For the last three days I’ve been troubleshooting some internet connection problems between users in Europe (England and the Netherlands, specifically) and my servers. These guys were having real troubles because they couldn’t get to web sites, e-mail, or other things they needed… and I had no idea why.

While each user had consistent problems, between their two countries the issues were slightly different. I logged into servers in Amsterdam to try to figure things out; the guy in England asked buddies in the area to see if they had the same issues. We spun our wheels for hours (and the time zone difference made it even more interesting) and simply couldn’t figure out what was happening. The worst part was there wasn’t any pattern to it, so we didn’t know where to begin fixing it.

In the end, a few helpful people on the local Linux user’s group suggested some things to try, and I figured out that the problem was in a network router somewhere near Chicago. Apparently the trans-Atlantic connection hopped from London through New York and into Chicago, where it stopped dead. But connections to other addresses on my server did go through– after being routed around Chicago.
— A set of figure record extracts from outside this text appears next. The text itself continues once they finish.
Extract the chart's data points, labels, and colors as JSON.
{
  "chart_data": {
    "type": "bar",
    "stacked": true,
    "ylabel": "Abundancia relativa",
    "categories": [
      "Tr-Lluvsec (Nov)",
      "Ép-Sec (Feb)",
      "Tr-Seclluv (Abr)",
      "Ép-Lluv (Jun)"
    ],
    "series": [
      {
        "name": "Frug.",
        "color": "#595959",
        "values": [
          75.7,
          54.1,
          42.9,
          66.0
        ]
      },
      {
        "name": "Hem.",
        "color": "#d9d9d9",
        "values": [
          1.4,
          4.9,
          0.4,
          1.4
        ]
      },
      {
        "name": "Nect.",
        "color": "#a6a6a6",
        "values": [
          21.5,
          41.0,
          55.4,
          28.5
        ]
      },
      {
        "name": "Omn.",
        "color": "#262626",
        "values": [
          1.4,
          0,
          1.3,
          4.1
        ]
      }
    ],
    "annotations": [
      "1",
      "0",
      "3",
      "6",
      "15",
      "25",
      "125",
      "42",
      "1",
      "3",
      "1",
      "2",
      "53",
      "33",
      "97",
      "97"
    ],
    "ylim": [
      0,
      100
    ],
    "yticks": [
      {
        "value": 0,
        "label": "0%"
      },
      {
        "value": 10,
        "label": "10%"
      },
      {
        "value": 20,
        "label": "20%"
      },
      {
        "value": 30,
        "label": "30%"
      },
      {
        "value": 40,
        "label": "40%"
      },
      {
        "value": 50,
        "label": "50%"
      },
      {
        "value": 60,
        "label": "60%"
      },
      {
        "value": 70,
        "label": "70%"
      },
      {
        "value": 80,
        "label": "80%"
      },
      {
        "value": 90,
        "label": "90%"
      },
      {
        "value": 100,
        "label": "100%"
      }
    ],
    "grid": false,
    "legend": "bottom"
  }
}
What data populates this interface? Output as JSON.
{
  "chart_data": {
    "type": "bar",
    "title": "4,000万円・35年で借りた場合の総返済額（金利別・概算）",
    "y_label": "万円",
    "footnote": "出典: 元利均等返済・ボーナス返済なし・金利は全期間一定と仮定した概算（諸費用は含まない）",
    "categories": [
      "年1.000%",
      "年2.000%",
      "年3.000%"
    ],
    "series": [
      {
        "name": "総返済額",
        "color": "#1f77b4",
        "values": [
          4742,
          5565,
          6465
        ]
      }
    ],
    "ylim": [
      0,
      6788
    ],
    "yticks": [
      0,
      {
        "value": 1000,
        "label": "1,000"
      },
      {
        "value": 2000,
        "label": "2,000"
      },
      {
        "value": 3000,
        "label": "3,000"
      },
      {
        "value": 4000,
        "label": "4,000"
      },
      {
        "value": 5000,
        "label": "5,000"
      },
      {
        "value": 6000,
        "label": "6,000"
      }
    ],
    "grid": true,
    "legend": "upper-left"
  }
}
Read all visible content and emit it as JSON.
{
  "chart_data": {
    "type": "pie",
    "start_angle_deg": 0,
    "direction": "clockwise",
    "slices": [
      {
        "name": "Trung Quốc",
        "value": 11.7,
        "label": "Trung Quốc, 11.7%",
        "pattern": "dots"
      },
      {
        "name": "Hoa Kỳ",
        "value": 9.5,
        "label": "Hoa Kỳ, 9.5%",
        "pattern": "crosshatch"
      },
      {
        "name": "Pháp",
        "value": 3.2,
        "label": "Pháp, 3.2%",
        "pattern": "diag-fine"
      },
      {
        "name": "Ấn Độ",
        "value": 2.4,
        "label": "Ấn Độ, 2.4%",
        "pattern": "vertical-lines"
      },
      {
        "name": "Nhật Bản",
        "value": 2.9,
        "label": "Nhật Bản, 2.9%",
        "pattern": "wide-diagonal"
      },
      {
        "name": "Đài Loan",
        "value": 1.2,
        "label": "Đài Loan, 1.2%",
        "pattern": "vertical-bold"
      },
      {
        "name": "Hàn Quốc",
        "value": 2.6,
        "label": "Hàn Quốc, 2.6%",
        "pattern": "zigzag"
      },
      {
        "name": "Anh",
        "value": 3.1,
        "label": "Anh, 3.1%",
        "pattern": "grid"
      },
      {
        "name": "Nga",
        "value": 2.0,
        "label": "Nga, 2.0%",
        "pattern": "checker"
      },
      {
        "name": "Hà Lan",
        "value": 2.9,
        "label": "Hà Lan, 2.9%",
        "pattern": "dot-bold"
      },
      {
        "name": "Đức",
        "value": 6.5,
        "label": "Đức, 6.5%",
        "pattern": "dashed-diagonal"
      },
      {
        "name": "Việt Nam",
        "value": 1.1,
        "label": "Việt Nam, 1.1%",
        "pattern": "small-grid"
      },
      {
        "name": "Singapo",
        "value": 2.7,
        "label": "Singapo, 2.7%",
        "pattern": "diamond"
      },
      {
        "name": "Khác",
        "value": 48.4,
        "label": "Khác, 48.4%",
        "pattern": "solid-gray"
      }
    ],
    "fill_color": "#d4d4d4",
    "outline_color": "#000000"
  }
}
It’s all part of the vast globe-spanning network we call the internet, and let me tell you it’s a frustrating and hair-pulling experience to troubleshoot something that turns out to not even be your fault while users across the ocean are getting equally frustrated because they can’t do what they need to do.

So about an hour ago, the company that controls that router either figured out they were horking traffic, and either just switched it off and re-routed traffic around it, or finally fixed the problem. Everything magically started to work, and my European friends are happy again.